9/10/2015 Edit: I just found Spark 1.5.0 adds "Date Time Functions" which will be helpful in the future when 1.5.0 is released here. Unfortunately, It doesn't work with the current spark version in AWS EMR.

9/10/2015 Evening Edit: I was able to convert the date of birth into age using the below code.
Note the getYear() function is deprecated but as I can tell they work fine.

import java.sql.Date
import java.text.SimpleDateFormat
import org.apache.spark.sql.SQLContext

val sqlsc= new SQLContext(sc)

val epoch = System.currentTimeMillis
val curDate = new Date(epoch)
val dtFormat = new SimpleDateFormat("dd-MMM-yy")

val dobToAge = udf( (dob: String) => {
  val javaUtilDate = dtFormat.parse(dob)
  val sqlDate = new Date(javaUtilDate.getTime())
  curDate.getYear - sqlDate.getYear
})

inputdata.withColumn("AGE", dobToAge('dob))

回答1:

Instead of using the deprecated getXXX methods of java.util.Date, you should rather use java.util.Calendar.

Also your solution doesn't work in all cases. If someone is born on December 31st 1976. His age will be computed as 2015-1976 = 39 even though on January, 1st 2015 he won't be 39 for almost a full year.

You should rather use a computation as shown in: http://howtodoinjava.com/2014/05/26/java-code-to-calculate-age-from-date-of-birth/ (converting the Java code to Scala shouldn't be much of a problem).



回答2:

I was able to convert the date of birth column to age using udf with sql date format.
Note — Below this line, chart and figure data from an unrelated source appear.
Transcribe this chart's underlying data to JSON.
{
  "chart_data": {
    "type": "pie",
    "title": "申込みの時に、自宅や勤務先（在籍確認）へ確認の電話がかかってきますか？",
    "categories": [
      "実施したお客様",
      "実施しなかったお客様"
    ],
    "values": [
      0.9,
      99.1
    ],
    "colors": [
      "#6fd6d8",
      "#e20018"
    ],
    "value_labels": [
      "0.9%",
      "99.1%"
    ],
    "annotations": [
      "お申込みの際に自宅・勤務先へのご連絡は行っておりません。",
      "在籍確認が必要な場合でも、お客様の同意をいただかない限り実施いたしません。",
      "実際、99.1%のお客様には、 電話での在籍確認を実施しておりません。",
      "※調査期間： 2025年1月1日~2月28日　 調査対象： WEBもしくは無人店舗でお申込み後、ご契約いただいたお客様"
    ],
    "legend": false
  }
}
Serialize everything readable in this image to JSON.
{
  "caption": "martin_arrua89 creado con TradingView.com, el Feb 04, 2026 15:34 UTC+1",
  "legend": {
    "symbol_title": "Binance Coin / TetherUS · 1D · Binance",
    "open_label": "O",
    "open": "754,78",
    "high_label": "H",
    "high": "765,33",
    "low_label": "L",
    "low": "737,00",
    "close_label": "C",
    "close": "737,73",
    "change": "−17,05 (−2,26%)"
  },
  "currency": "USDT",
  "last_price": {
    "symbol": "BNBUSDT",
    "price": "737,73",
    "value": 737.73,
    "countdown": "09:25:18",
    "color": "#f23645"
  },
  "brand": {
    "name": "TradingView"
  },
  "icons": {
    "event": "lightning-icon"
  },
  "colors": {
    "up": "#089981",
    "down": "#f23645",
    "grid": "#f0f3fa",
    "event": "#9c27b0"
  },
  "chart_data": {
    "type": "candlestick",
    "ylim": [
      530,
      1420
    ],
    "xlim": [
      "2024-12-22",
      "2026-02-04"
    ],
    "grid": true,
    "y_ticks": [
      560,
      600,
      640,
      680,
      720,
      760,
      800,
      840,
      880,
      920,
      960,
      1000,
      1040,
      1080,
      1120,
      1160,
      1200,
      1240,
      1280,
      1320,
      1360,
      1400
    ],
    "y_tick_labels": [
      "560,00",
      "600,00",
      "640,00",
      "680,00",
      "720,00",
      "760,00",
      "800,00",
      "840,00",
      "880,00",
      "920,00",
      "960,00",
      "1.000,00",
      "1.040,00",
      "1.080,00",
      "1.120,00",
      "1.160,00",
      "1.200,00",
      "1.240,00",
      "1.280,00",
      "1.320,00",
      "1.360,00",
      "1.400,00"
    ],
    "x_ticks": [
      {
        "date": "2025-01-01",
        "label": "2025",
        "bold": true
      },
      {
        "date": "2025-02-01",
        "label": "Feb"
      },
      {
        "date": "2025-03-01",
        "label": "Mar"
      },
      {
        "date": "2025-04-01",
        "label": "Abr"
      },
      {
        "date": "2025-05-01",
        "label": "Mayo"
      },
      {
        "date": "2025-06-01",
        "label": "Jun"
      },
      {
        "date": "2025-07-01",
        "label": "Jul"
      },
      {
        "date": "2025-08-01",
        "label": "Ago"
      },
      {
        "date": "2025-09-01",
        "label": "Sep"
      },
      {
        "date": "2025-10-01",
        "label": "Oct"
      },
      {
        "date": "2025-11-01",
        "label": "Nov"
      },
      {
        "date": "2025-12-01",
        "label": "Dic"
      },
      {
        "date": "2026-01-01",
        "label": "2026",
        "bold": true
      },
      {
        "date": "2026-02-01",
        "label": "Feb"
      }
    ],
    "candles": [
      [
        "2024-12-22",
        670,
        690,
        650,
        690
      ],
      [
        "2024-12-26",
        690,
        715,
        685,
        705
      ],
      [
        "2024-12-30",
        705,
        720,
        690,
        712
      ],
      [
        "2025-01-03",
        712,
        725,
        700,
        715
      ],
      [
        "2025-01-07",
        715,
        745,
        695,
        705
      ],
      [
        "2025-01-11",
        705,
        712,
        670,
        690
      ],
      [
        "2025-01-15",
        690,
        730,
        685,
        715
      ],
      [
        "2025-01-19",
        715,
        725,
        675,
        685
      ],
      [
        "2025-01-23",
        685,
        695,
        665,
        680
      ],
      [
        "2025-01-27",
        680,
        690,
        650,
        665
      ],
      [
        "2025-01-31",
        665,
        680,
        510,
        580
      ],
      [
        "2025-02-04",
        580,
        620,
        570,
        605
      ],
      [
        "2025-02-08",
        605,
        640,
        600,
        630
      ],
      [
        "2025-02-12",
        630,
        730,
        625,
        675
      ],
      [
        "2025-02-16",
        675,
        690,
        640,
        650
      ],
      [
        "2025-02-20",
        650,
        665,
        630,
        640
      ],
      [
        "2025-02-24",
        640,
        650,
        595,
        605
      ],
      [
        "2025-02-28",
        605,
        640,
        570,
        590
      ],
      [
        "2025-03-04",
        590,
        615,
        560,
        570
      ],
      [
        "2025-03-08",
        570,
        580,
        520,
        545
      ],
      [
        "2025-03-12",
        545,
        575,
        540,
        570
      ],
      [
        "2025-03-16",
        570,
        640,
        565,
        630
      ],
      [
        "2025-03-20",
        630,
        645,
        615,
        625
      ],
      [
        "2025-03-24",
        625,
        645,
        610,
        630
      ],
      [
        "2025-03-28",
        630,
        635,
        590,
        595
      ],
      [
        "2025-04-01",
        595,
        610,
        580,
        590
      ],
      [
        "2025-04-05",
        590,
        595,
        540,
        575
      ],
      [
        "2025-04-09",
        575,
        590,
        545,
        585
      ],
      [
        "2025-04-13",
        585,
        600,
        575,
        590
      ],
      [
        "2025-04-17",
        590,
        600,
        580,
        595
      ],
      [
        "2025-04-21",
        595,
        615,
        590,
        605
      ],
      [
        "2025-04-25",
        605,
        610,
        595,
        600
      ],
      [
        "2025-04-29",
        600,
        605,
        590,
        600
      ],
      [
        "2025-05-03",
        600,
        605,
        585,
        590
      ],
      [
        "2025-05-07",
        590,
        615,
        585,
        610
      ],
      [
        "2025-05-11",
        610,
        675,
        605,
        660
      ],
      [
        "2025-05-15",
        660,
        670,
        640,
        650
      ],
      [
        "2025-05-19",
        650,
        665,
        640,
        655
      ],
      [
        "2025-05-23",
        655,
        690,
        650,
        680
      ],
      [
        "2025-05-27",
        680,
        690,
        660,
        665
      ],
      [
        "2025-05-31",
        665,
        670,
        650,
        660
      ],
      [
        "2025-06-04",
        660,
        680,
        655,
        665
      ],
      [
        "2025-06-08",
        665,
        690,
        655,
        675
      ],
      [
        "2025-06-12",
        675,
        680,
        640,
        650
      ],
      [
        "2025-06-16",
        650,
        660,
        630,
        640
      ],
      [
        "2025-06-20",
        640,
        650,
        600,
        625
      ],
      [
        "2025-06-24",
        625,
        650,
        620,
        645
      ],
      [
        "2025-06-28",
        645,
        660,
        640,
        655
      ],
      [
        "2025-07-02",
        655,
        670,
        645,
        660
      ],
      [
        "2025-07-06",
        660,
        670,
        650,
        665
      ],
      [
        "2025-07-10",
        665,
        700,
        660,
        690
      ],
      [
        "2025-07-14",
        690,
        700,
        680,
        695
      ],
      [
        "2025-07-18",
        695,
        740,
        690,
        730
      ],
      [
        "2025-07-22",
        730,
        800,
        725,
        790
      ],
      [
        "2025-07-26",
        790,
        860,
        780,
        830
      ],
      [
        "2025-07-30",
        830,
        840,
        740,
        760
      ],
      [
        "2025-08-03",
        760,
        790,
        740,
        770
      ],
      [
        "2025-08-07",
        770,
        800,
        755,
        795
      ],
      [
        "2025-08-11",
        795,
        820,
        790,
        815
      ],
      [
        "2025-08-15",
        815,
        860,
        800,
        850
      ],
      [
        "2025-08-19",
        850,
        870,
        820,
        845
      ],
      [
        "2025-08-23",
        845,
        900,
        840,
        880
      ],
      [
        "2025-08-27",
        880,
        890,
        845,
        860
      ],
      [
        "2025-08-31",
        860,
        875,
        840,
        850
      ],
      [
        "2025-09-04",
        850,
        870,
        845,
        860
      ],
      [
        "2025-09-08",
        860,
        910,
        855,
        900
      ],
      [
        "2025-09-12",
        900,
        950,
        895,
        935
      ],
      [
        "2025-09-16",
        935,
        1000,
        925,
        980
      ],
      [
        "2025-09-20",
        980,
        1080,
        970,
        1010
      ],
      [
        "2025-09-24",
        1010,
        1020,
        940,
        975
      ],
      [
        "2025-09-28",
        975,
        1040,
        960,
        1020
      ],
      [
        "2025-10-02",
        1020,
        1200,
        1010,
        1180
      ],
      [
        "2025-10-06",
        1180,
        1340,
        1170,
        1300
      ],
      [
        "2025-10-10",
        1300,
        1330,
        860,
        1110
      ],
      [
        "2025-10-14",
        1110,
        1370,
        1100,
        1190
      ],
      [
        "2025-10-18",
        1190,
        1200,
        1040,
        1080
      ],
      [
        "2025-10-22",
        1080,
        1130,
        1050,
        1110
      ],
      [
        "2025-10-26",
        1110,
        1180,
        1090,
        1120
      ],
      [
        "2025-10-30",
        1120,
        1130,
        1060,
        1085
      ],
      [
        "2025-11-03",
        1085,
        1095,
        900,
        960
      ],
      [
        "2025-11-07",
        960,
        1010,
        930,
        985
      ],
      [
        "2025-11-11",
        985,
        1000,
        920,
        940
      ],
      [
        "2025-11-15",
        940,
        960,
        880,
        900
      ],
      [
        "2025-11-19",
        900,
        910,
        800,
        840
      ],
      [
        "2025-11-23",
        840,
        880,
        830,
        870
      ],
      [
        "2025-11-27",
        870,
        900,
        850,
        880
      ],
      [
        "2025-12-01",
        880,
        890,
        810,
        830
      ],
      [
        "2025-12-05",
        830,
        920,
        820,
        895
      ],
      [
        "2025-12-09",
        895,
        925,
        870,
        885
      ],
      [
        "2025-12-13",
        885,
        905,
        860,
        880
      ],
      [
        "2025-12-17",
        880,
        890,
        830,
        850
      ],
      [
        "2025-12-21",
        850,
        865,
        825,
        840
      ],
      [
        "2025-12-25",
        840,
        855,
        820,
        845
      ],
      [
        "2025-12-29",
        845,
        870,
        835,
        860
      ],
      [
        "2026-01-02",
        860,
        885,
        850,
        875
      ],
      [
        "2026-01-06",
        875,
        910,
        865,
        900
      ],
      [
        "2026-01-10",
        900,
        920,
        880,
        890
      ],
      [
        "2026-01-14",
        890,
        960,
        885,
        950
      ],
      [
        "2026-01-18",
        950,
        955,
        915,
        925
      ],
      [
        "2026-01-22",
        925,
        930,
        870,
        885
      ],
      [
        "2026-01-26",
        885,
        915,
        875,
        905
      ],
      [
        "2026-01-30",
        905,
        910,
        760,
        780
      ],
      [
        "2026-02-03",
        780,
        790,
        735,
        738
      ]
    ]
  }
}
Please see the edit for details.



回答3:

select datediff(current_date(),
         TO_DATE(CAST(UNIX_TIMESTAMP(dateOfBirth,'yyyy-MM-dd') AS TIMESTAMP)))/365 as age
  from <TABLE_NAME>


回答4:

LocalDate birthdate = new LocalDate (1970, 1, 20);
LocalDate now = new LocalDate();
Years age = Years.yearsBetween(birthdate, now);